Cross-laminated timber buildings more earthquake-resilient with new high capacity connections, research finds

New cutting edge research out of the University of Canterbury has revealed cross-laminated timber buildings are not only cost effective and environmentally friendly but importantly earthquake resilient.

PhD students have discovered, with the right connections, timber multi-storey buildings could soon replace steel and concrete.  

Testing it out on a three-storey high timber wall, it was still very much intact after withstanding the force of a massive earthquake.

"The previous one we tested failed at 200 kilonewtons, which is a measure of force. That's about 20 tonnes pushing on the wall," says PhD student Ben Moerman.

And it's all thanks to new high capacity connections. 

"We have four bolts at the base of the wall and the idea is that when the wall lifts up then these internal bolts, they can bend and crush through the timber," Moerman says.
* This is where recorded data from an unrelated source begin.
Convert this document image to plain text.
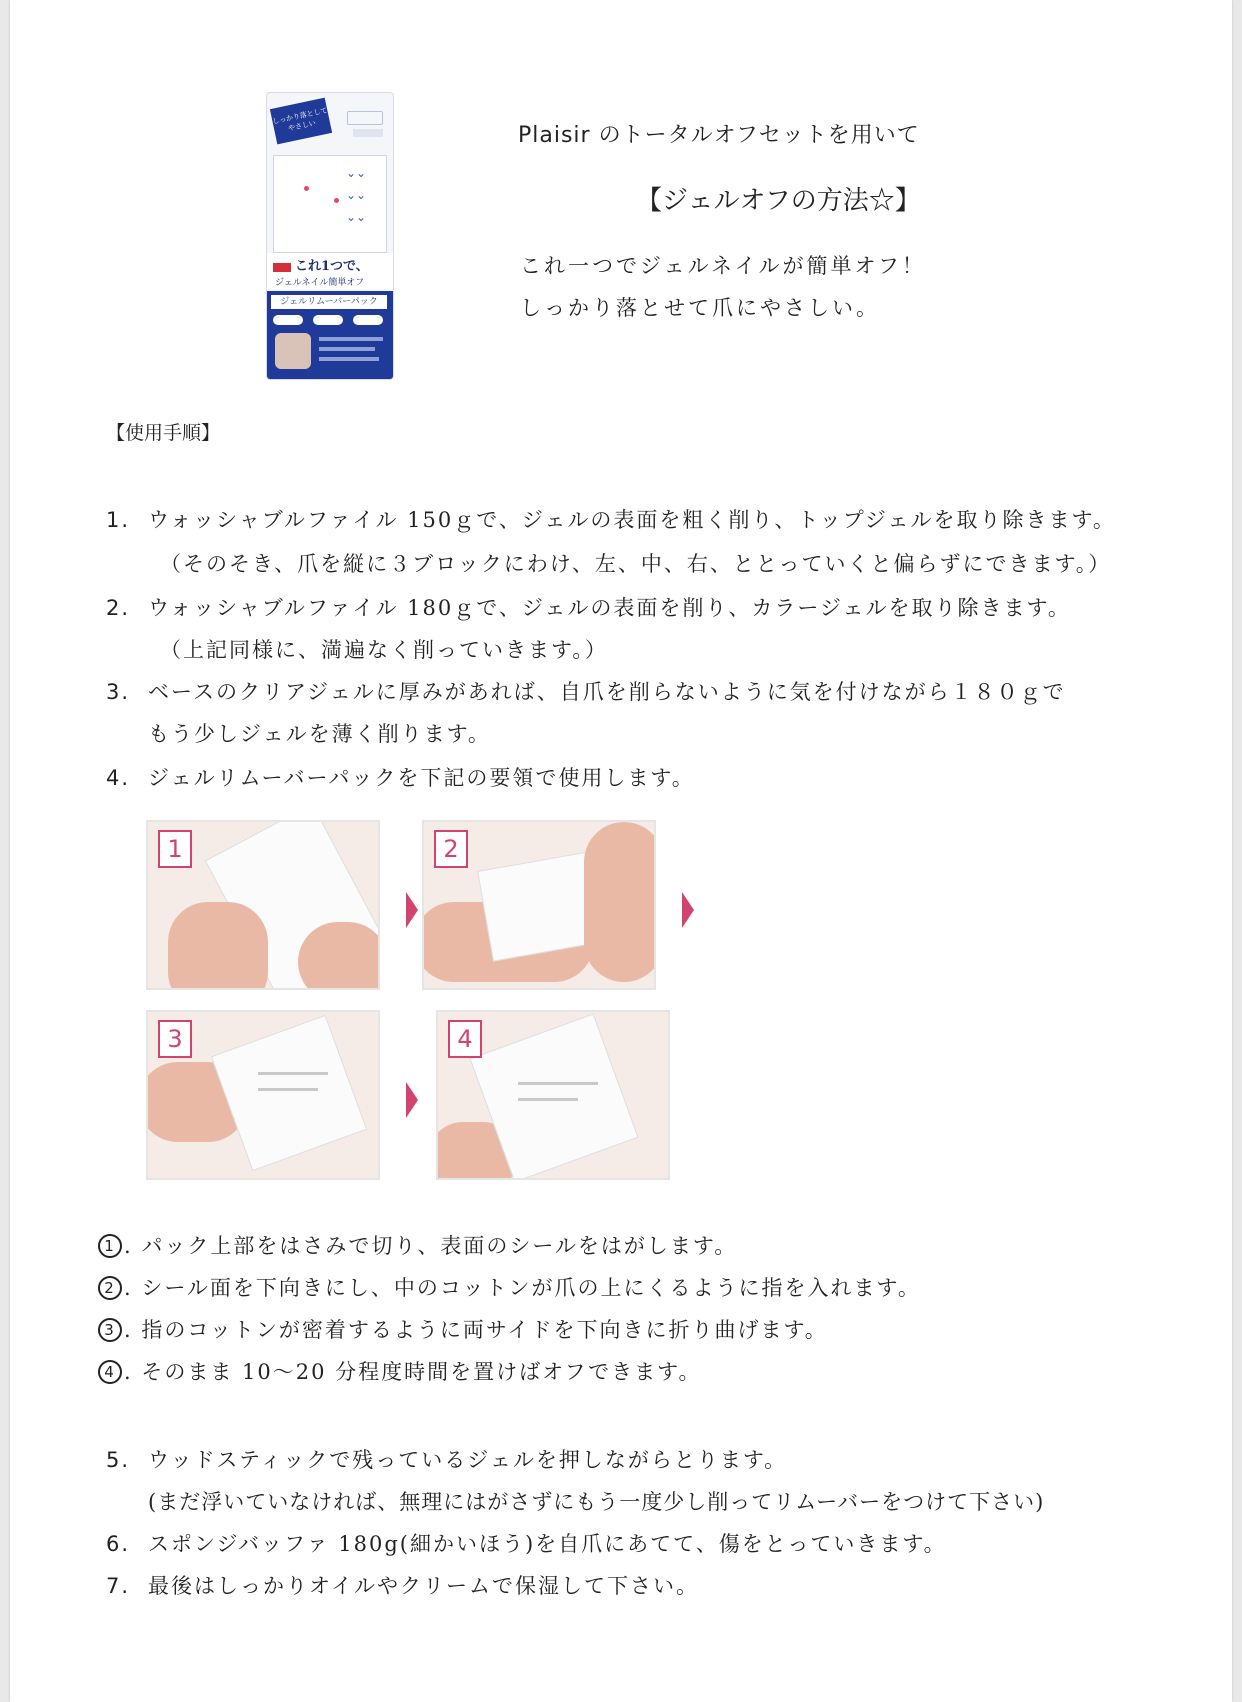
しっかり落としてやさしい
⌄⌄
⌄⌄
⌄⌄
これ1つで、
ジェルネイル簡単オフ
ジェルリムーバーパック
Plaisir のトータルオフセットを用いて
【ジェルオフの方法☆】
これ一つでジェルネイルが簡単オフ！
しっかり落とせて爪にやさしい。
【使用手順】
1. ウォッシャブルファイル 150ｇで、ジェルの表面を粗く削り、トップジェルを取り除きます。
（そのそき、爪を縦に３ブロックにわけ、左、中、右、ととっていくと偏らずにできます。）
2. ウォッシャブルファイル 180ｇで、ジェルの表面を削り、カラージェルを取り除きます。
（上記同様に、満遍なく削っていきます。）
3. ベースのクリアジェルに厚みがあれば、自爪を削らないように気を付けながら１８０ｇで
もう少しジェルを薄く削ります。
4. ジェルリムーバーパックを下記の要領で使用します。
1	2
3	4
1 . パック上部をはさみで切り、表面のシールをはがします。
2 . シール面を下向きにし、中のコットンが爪の上にくるように指を入れます。
3 . 指のコットンが密着するように両サイドを下向きに折り曲げます。
4 . そのまま 10～20 分程度時間を置けばオフできます。
5. ウッドスティックで残っているジェルを押しながらとります。
(まだ浮いていなければ、無理にはがさずにもう一度少し削ってリムーバーをつけて下さい)
6. スポンジバッファ 180g(細かいほう)を自爪にあてて、傷をとっていきます。
7. 最後はしっかりオイルやクリームで保湿して下さい。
The University of Canterbury PhD students made the discovery while studying cross-laminated timber walls, meaning they could soon be used over steel and concrete in the construction of multi-storey buildings in earthquake-prone areas. 

"In an earthquake environment, we know that timber is much lighter than steel and concrete and that means less earthquake forces we need to design against. And also, you know, wood is quite a resilient product so with proper design it can absorb a lot of earthquake energy," says University of Canterbury lead researcher Minghao Li.
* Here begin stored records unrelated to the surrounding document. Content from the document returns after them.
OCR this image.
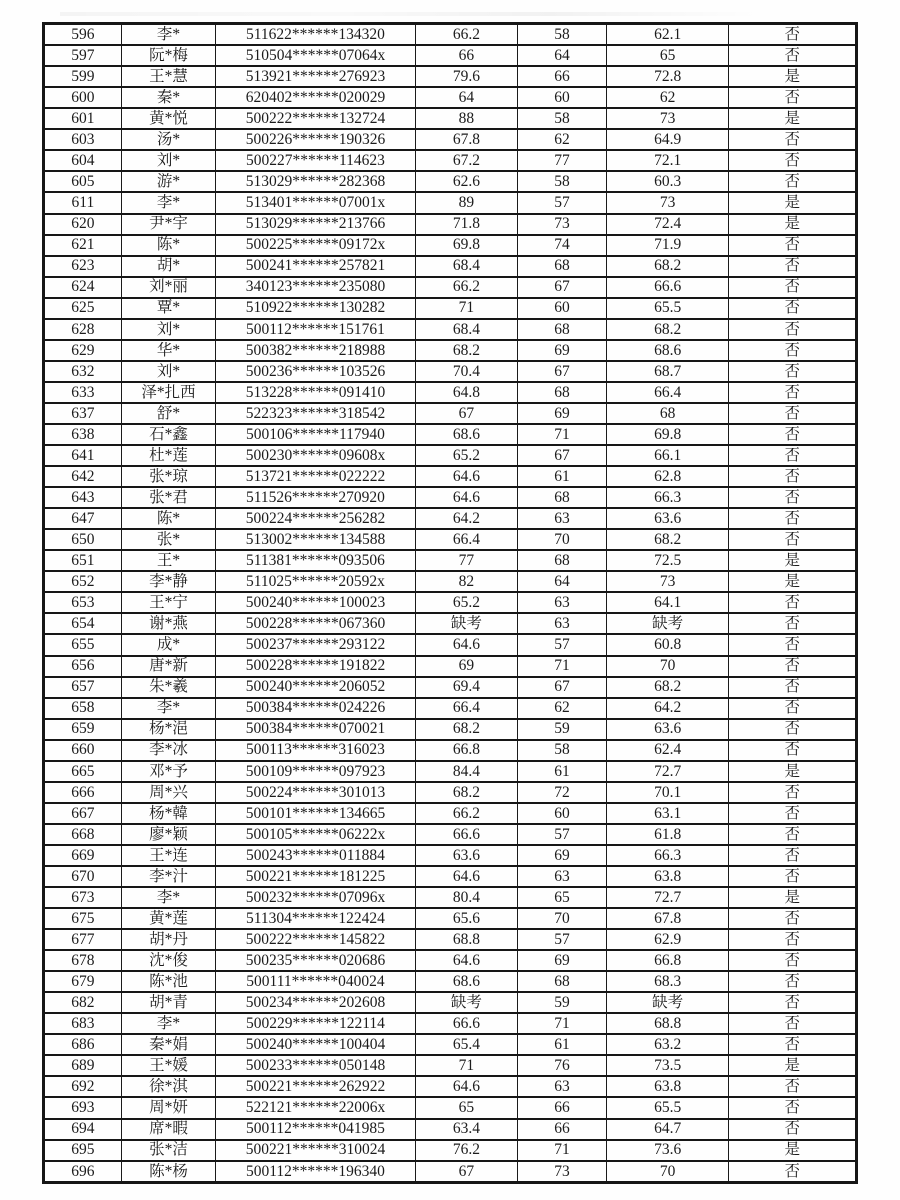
596	李*	511622******134320	66.2	58	62.1	否
597	阮*梅	510504******07064x	66	64	65	否
599	王*慧	513921******276923	79.6	66	72.8	是
600	秦*	620402******020029	64	60	62	否
601	黄*悦	500222******132724	88	58	73	是
603	汤*	500226******190326	67.8	62	64.9	否
604	刘*	500227******114623	67.2	77	72.1	否
605	游*	513029******282368	62.6	58	60.3	否
611	李*	513401******07001x	89	57	73	是
620	尹*宇	513029******213766	71.8	73	72.4	是
621	陈*	500225******09172x	69.8	74	71.9	否
623	胡*	500241******257821	68.4	68	68.2	否
624	刘*丽	340123******235080	66.2	67	66.6	否
625	覃*	510922******130282	71	60	65.5	否
628	刘*	500112******151761	68.4	68	68.2	否
629	华*	500382******218988	68.2	69	68.6	否
632	刘*	500236******103526	70.4	67	68.7	否
633	泽*扎西	513228******091410	64.8	68	66.4	否
637	舒*	522323******318542	67	69	68	否
638	石*鑫	500106******117940	68.6	71	69.8	否
641	杜*莲	500230******09608x	65.2	67	66.1	否
642	张*琼	513721******022222	64.6	61	62.8	否
643	张*君	511526******270920	64.6	68	66.3	否
647	陈*	500224******256282	64.2	63	63.6	否
650	张*	513002******134588	66.4	70	68.2	否
651	王*	511381******093506	77	68	72.5	是
652	李*静	511025******20592x	82	64	73	是
653	王*宁	500240******100023	65.2	63	64.1	否
654	谢*燕	500228******067360	缺考	63	缺考	否
655	成*	500237******293122	64.6	57	60.8	否
656	唐*新	500228******191822	69	71	70	否
657	朱*羲	500240******206052	69.4	67	68.2	否
658	李*	500384******024226	66.4	62	64.2	否
659	杨*浥	500384******070021	68.2	59	63.6	否
660	李*冰	500113******316023	66.8	58	62.4	否
665	邓*予	500109******097923	84.4	61	72.7	是
666	周*兴	500224******301013	68.2	72	70.1	否
667	杨*韓	500101******134665	66.2	60	63.1	否
668	廖*颖	500105******06222x	66.6	57	61.8	否
669	王*连	500243******011884	63.6	69	66.3	否
670	李*汁	500221******181225	64.6	63	63.8	否
673	李*	500232******07096x	80.4	65	72.7	是
675	黄*莲	511304******122424	65.6	70	67.8	否
677	胡*丹	500222******145822	68.8	57	62.9	否
678	沈*俊	500235******020686	64.6	69	66.8	否
679	陈*池	500111******040024	68.6	68	68.3	否
682	胡*青	500234******202608	缺考	59	缺考	否
683	李*	500229******122114	66.6	71	68.8	否
686	秦*娟	500240******100404	65.4	61	63.2	否
689	王*媛	500233******050148	71	76	73.5	是
692	徐*淇	500221******262922	64.6	63	63.8	否
693	周*妍	522121******22006x	65	66	65.5	否
694	席*暇	500112******041985	63.4	66	64.7	否
695	张*洁	500221******310024	76.2	71	73.6	是
696	陈*杨	500112******196340	67	73	70	否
There's another upside - with the building industry contributing to at least 30 percent of the world's greenhouse emissions, the use of timber is more environmentally friendly. 

"We know wood is a sustainable material, so it can stop more carbon during a timber building service life. For example, one cubic metre of wood can sequester one tonne of Co2 which is a huge benefit for the environment if we can build more buildings with wood," Li says.

The construction industry could be in for a shakeup.